My father sadly passed away in 1994, just shortly after I had gotten married.  His sole surviving brother Pat came out to Salt Lake City for his service, and Pat and I and a few other people sat out in our backyard in Mt. Olympus Cove chatting when Pat suddenly shared a little factoid that he had never mentioned before.  Out of nowhere he disclosed that he and my Dad, along with Charlie and Kay, had been placed in a foster care agency called the Hebrew Sheltering Guardian Society.  It was a name that stuck with me and which years later finally provided some significant dividends.  Kind of incredibly, Pat himself died just a couple of weeks later, thereby shutting down any further avenues of “living” research (I had in fact been importuning Pat to get family history documented before it was too late–and then, of course, it was too late).

Probably circa 1996 or so, when dialup was still the norm and I along with many others were members of America Online, AOL offered a free weekend of ancestry research on Ancestry.com’s still nascent census databases.  They had the New York census data from 1930, and after hours of research I was able to find my Dad and all of his siblings at their various foster homes in Manhattan and Brooklyn.  It was here that I discovered that my father’s assumed middle name of Bernard had not in fact been his foster family’s surname, but his foster father’s first name.  The family name was Nachmonson, and I called many New York City Nachmonsons, leaving countless messages but unfortunately receiving no responses.  (In just another example of how far my father went to hide elements of his upbringing he didn’t want anyone to know, his foster brother Nate Nachmonson evidently came out to visit Salt Lake City when my Dad and Mom had just moved there after World War II and my sister Kathie was a baby.  My Dad told my Mom his foster brother’s name was Nate Bernard.  I would love for some enterprising genealogist to track down the Nachmonsons and see if they have childhood pictures or memories of my father.)

(Update:  Intervening years have granted me connection to my Dad’s foster family, and interestingly they did indeed ultimately take the surname Bernard.)

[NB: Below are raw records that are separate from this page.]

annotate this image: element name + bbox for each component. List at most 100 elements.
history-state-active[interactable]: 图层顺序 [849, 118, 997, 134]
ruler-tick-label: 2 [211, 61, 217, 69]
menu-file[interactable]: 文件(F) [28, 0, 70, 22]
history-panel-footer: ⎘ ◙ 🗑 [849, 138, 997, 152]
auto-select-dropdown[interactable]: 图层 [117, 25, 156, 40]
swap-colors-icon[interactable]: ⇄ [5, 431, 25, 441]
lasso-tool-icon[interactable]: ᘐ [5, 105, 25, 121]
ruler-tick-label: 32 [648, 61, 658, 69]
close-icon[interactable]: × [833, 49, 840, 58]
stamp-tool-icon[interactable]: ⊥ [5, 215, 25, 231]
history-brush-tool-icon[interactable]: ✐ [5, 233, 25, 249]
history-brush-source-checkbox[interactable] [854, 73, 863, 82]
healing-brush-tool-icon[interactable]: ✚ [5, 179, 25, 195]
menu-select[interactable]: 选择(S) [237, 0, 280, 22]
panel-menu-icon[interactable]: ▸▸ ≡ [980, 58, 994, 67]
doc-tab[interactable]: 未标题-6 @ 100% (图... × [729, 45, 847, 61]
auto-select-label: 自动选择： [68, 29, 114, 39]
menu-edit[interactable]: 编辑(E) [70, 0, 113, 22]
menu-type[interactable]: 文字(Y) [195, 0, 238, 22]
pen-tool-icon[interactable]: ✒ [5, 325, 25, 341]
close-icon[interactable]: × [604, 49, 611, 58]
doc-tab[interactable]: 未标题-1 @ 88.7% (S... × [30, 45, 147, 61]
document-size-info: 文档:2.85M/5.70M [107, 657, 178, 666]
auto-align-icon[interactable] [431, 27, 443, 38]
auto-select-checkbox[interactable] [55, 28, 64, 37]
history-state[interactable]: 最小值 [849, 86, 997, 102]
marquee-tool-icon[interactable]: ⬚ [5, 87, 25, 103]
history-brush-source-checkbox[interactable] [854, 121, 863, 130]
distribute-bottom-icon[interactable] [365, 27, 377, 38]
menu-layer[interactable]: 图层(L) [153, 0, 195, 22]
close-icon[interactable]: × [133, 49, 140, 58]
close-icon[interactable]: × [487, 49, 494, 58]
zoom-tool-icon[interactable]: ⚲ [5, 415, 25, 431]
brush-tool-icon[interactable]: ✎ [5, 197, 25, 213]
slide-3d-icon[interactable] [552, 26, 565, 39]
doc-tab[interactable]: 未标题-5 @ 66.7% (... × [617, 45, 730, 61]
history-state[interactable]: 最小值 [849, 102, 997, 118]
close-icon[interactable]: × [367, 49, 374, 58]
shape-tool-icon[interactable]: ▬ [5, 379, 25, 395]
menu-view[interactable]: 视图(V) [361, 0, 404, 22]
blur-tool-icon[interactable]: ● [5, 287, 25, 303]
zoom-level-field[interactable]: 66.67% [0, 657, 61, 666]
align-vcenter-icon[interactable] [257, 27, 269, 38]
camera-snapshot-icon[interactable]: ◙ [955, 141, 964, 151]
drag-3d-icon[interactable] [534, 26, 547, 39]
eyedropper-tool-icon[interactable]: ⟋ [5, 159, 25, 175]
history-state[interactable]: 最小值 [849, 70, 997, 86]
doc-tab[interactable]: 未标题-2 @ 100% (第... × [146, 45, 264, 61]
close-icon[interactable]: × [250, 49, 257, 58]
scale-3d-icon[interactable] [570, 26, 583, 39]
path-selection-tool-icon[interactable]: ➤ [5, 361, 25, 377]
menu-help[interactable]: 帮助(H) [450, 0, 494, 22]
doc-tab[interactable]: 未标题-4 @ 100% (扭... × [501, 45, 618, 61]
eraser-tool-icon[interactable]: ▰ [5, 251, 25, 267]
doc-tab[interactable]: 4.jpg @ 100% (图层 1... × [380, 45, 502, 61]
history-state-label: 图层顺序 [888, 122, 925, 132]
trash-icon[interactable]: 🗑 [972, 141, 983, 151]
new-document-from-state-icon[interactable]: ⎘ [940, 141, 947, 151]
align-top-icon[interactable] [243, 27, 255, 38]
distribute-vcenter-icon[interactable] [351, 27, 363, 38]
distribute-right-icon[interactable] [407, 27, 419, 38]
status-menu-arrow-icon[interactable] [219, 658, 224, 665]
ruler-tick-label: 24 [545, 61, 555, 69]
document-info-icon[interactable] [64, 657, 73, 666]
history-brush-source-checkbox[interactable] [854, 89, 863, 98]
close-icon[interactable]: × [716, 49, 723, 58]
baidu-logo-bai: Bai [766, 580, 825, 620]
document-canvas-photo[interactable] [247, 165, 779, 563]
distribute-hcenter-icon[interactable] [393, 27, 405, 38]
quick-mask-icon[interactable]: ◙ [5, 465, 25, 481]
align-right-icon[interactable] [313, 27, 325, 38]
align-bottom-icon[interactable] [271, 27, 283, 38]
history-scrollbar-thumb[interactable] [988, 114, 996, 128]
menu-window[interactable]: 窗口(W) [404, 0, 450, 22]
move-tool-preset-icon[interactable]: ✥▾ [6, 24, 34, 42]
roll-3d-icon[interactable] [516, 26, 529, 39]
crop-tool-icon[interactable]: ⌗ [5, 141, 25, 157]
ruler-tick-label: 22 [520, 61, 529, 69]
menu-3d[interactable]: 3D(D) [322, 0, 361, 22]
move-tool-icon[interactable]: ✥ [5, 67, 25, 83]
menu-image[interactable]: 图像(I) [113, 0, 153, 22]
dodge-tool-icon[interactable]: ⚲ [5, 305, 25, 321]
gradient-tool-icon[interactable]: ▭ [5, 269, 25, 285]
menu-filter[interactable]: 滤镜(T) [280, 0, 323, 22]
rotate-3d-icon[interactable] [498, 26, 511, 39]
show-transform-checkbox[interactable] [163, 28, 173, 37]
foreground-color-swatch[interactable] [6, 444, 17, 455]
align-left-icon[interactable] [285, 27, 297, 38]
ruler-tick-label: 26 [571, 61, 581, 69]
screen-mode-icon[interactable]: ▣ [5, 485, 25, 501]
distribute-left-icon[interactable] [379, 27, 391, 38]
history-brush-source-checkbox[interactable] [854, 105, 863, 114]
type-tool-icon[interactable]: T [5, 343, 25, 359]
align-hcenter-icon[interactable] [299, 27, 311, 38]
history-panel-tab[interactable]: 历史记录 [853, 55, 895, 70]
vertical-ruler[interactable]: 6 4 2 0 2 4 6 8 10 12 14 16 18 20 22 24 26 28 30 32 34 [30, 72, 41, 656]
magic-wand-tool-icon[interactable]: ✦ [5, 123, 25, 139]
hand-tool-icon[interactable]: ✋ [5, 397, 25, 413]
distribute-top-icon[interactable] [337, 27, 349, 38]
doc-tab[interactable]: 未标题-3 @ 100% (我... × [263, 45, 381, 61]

As early search engines became more and more responsive, I kept searching for the Hebrew Sheltering Guardian Society, always coming up empty.  Then, incredibly, around 2002, almost a decade after my Dad’s death, I got a hit:  the Hebrew Sheltering Guardian Society had become the Jewish Child Care Agency, and it was still extant in Brooklyn.  I called them and was put in touch with a woman named Leona Ferrer.  I told her I believed my father and his siblings had been placed there and that I was wondering if we could get relevant records, since we were trying to solve some family mysteries.  “Ah, family mysteries,” Ms. Ferrer responded, as if she had been down this particular path many times previously.  This connection turned out to provide us with some of the most staggering information we had uncovered yet.